Meet Janet McKinstry: Her life's tapestry is woven of God and art
Art and religion have been linked for centuries, artists and clergy hand in hand in delivering their messages. Less common is finding one person playing both roles. Meet Janet McKinstry, painter, writer, musician and fabric artist. Then shake hands after church with Pastor Janet, in Richmond or Tyringham.
McKinstry's vibrant personality comes across at first meeting. She sees unity in her dual careers and says she "could not be a pastor without my art" and vice versa. And thus she has melded a degree from The Fashion Institute of Technology with a master's of divinity from Andover Newton Theological School.
She considers her fabric art spiritually inspired and, in reverse, finds that her time alone in her studio fuels time spent in her upstairs study at the Richmond Congregational Church. Part of what joins the two is the number of Richmond congregants who are also involved in the fiber arts: quilting, knitting, crocheting.
Turns no one away
Another link is her sense of community. The small Richmond church, which surely must struggle to pay the oil bills and periodically paint the building, has a long reach into the small town that surrounds its State Road property.
With their now legendary tag sale in mid-July, the parishioners raise thousands of dollars — much of which goes not to operating expenses but to town scholarship funds, fuel assistance and support of food pantries.

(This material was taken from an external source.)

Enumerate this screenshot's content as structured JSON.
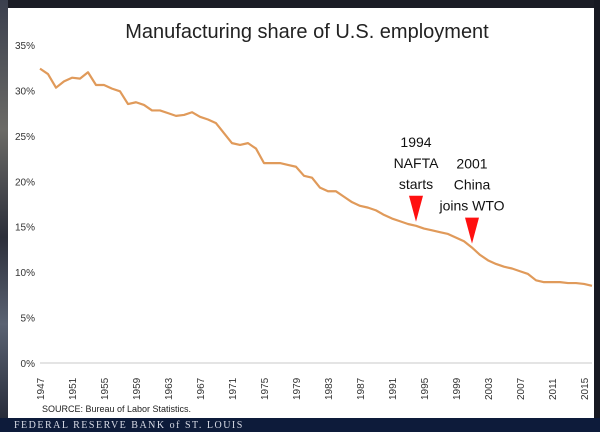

McKinstry, who lives in Great Barrington with her husband (the musician Douglas Schmolze), agrees that the role of the church in Richmond extends beyond its own space. Townspeople may or may not come to church on Sundays, but she considers them part of the congregation.
"A church," she says, "is not just the members anymore. If anyone wanted something, I'd minister to it."
She believes families want to "feel connected to something that is stable," and her goal is to be a source of that security.
"If there's a spiritual need, I turn no one away," she says.
That view is shared by many of her congregants who met her when she was a fill-in minister at their church. Before long, she and the people searching for a new pastor realized that they had found someone who truly "fit."
"She's awesome," said one longtime member.
"She's so full of energy," said another, pointing out that on Sunday mornings she not only conducts the service but often sings with the choir or adds her flute playing to the singing and the organ.
As for her other career, which includes various media, she feels that the art world draws people together.
"Art gives life and color to the community," she says, "and people take pride in their artists."
In the several years that she's been connected to the Richmond church — first as a fill-in pastor and then as its ordained minister — she has learned that the town has many connections to the arts, from its history with the famous Stirling and Alexander Calder family to the number of current residents involved in theater, painting, music, writing and sculpture.
Her own art is focused right now on fiber handbags, large and small. They are wildly colorful and range from clutches to bags that could serve as carry-ons. She is ever on the hunt for vintage fabrics, upholsterers' leftovers, outdated fabric samples from retailers like Paul Rich and Sons. And she adapts all kinds of things, from jewelry to buttons, for her clasps.
Her bags and wall hangings, which she sews herself, are scattered around the Berkshires in small shops like the Berkshire Museum, Karen Allen Fiber Arts in Great Barrington, the Red Lion Inn gift shop, and the Williams College Museum of Art.
Her artistic side has gone in a number of directions over time.
In the past she created unique marionettes and performed with them. She wrote a children's book, illustrated by her and her father, John, also an ordained minister. But she often finds herself thinking about a new direction.
Last week, she did a finger painting on a wood block, inspired by the Berkshire landscape, and commented, with excitement, that it was a rush to have nothing between her and the canvas.
Musing about whether Van Gogh might have finger-painted "Starry Night," she said, "When you're holding a tool, you have to be thinking about how you are holding the tool. What attracts me is the carefree energy of the finger painting."
The Rev. Janet McKinstry's enthusiasm for her life, from greeting each day with the birds to spending most evenings quietly at home, spirals off in many directions as she carefully plans her time each week. She may well be care-free, too, but she's also focused — on both of her careers.